Неожиданно я несколько раз с бешеной силой двинулся во втором ротике Лауренса, чтобы наказать его за вопрос, прозвучавший из первого. Ему не было больно: он только блаженно вздохнул…
— Но если он найдет нас здесь вместе, то не будет злиться на меня, нет, — уверил я. — Ну да, он, может, решит отшлепать тебя… Но я думаю, что он просто сразу же… возьмет тебя…

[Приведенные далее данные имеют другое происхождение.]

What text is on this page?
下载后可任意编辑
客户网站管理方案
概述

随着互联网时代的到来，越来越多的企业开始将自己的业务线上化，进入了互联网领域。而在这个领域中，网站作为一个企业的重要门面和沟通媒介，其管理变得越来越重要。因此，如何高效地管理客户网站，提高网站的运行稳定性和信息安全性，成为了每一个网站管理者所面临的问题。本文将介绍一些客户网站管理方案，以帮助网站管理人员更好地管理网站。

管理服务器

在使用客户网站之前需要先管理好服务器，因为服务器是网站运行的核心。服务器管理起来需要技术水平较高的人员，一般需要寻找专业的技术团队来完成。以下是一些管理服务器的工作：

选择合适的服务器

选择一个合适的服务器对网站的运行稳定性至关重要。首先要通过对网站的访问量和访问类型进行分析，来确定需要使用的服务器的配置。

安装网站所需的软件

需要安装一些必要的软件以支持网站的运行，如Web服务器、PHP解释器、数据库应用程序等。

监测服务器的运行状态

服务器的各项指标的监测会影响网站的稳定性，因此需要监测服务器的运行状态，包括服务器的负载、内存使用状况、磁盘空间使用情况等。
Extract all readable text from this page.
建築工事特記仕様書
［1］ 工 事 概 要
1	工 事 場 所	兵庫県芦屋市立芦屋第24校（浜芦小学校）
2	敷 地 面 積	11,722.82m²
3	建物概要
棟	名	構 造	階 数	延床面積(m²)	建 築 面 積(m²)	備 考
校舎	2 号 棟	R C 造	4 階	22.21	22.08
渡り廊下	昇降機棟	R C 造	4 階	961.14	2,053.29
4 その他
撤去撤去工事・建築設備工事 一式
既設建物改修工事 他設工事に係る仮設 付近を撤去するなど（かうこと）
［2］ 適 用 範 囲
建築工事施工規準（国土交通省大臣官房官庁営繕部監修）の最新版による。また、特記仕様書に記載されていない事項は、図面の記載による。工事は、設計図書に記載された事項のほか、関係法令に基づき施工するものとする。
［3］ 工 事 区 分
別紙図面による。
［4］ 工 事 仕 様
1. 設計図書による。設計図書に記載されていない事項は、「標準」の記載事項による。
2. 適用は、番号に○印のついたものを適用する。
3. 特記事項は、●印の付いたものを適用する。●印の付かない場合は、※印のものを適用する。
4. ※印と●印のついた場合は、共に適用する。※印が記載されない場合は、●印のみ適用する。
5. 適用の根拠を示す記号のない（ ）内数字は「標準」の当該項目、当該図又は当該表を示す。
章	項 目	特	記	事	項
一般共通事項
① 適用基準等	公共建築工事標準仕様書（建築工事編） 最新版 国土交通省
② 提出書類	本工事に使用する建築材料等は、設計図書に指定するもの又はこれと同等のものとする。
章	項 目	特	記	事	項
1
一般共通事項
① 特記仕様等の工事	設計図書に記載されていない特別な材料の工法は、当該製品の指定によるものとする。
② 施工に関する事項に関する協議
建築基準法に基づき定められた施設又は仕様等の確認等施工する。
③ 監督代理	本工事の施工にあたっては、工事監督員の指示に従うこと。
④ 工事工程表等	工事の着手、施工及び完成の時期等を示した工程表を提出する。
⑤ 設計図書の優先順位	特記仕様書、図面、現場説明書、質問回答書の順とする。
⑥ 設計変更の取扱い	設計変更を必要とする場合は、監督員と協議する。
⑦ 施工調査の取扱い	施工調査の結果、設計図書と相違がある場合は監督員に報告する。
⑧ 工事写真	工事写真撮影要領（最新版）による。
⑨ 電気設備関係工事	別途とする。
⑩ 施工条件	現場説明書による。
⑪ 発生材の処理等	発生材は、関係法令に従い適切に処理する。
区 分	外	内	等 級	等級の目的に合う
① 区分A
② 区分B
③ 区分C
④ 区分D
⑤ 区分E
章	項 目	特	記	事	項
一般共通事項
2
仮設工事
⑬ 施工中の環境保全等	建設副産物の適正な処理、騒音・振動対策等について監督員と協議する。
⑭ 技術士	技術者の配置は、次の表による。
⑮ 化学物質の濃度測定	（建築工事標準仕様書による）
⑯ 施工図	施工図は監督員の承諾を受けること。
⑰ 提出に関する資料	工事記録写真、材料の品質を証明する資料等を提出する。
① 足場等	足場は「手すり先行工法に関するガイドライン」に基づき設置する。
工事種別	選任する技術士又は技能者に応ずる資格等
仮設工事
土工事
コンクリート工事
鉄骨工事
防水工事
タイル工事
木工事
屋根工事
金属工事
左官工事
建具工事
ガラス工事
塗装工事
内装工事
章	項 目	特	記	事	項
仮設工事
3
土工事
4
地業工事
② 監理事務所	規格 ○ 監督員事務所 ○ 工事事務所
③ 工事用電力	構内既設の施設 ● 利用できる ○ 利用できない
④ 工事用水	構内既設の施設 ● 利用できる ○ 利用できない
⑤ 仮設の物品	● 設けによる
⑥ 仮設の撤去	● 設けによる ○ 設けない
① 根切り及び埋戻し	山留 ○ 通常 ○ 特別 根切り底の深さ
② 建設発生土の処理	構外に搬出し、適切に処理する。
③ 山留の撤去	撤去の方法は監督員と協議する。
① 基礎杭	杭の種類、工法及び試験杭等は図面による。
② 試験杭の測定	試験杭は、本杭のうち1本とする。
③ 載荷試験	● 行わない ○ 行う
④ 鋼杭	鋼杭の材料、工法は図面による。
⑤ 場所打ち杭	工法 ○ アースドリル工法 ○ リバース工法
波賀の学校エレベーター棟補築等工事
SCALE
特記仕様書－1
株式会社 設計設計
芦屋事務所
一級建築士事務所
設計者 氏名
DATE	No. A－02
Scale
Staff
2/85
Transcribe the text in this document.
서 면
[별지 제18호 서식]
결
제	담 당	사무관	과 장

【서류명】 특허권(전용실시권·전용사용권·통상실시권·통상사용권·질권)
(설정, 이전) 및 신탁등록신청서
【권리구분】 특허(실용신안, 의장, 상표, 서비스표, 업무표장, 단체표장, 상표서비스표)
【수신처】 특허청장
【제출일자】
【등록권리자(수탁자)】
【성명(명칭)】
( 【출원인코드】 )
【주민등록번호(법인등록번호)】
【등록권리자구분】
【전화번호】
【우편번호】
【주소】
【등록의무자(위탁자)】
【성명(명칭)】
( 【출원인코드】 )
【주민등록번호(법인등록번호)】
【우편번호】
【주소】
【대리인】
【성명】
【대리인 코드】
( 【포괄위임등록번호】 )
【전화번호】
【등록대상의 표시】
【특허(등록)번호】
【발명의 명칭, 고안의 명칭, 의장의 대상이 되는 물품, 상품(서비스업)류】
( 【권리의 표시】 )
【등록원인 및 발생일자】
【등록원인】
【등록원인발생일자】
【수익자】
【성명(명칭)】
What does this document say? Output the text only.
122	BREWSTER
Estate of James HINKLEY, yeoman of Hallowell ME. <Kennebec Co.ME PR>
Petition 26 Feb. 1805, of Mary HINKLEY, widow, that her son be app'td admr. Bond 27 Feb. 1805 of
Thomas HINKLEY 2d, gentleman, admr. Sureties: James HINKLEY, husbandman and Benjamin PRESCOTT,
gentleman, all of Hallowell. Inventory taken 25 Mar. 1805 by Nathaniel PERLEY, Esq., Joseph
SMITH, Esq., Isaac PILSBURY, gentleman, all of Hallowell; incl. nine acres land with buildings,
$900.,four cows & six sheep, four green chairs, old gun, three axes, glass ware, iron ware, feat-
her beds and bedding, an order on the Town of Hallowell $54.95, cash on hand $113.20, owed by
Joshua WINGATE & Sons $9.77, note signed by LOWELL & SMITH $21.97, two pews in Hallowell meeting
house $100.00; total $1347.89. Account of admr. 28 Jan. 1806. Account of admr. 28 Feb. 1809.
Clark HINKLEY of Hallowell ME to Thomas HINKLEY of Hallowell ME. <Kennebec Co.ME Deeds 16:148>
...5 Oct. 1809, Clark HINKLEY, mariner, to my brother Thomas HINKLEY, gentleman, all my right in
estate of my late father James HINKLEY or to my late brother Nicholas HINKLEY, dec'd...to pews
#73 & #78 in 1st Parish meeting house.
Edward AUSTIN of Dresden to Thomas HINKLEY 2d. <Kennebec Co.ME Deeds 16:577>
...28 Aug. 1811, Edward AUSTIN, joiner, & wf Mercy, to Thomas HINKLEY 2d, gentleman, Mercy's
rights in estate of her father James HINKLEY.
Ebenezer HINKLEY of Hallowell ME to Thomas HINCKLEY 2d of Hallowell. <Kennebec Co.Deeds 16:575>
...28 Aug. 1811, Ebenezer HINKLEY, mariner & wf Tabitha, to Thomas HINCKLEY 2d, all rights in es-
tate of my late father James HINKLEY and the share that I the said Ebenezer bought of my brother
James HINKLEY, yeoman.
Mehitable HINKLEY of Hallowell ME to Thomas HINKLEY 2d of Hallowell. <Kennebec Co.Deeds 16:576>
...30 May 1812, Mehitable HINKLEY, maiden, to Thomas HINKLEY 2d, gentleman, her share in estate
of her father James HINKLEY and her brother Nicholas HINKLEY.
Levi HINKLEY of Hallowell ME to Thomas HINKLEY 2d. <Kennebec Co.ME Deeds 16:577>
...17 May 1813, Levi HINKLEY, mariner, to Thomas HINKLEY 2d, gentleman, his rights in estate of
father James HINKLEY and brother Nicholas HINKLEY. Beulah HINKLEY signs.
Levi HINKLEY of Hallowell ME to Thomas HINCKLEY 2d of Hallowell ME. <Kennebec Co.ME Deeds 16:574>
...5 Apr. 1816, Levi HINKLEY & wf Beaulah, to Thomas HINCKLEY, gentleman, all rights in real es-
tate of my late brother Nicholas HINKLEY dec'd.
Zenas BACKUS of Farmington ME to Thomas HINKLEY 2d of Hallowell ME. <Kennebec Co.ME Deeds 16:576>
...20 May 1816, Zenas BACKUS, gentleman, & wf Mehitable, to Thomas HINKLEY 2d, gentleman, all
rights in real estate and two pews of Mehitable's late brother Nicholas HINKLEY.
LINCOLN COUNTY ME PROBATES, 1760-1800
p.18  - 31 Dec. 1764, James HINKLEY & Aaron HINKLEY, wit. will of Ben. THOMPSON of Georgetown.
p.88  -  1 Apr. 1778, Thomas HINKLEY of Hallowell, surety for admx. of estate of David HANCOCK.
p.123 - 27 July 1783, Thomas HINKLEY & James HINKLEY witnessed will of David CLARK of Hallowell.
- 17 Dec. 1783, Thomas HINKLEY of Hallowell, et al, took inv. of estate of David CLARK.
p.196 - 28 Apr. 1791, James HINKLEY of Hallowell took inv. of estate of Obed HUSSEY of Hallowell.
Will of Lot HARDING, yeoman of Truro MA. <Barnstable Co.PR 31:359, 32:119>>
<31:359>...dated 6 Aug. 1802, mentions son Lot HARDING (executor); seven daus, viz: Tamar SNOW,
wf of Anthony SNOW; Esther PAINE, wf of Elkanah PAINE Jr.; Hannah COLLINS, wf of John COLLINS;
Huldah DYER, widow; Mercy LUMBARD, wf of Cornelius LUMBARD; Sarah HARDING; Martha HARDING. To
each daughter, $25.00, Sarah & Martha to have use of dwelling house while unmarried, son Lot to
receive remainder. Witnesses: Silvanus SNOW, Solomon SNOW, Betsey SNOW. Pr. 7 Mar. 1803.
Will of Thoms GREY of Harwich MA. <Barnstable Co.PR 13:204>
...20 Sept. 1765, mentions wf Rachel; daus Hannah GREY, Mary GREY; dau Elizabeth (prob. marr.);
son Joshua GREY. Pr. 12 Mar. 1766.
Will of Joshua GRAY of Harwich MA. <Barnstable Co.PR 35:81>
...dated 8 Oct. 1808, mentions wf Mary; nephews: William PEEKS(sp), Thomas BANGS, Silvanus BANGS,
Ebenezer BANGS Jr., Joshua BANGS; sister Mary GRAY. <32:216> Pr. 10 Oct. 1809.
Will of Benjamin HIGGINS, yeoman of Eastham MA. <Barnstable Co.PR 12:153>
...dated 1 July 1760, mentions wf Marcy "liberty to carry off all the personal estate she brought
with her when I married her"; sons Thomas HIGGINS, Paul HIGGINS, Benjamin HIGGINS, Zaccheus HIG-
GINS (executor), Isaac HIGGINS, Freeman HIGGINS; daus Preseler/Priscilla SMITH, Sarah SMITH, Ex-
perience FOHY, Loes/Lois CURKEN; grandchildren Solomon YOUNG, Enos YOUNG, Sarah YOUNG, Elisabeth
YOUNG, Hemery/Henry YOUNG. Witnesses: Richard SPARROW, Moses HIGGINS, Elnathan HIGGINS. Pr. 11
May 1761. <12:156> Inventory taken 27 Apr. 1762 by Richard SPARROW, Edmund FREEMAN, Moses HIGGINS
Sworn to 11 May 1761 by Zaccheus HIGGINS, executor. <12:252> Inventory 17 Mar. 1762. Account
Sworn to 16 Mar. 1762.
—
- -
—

Я не стал объясняться дальше, потому что боялся, что мой ревизм выходит далеко за пределы мировосприятия Лауренса. Отшлепал бы «мой» Герман «Лауренса»?.. Или «взял бы его сразу же»?.. Да, Герман положил бы Лауренса животом себе на колени, приспустив с него брючки, и потом… или он просто воткнул бы горящую сигарету «Лауренс», если оставаться ближе к корням, в лисью норочку Лауренса, пока я держал бы половинки его красивой попки широко открытыми?..
Я почувствовал, что оргазм на подходе.
— Целуй его! — задыхаясь, крикнул я. — Давай! Поцелуй его портрет!..
Лауренс повиновался, и чудо свершилось. Из соображений человечности я хотел еще слегка приласкать его мальчишеское достоинство, но в этом не было надобности, ему это было не принципиально… Ему интересно только сзади… Ну, мне же проще…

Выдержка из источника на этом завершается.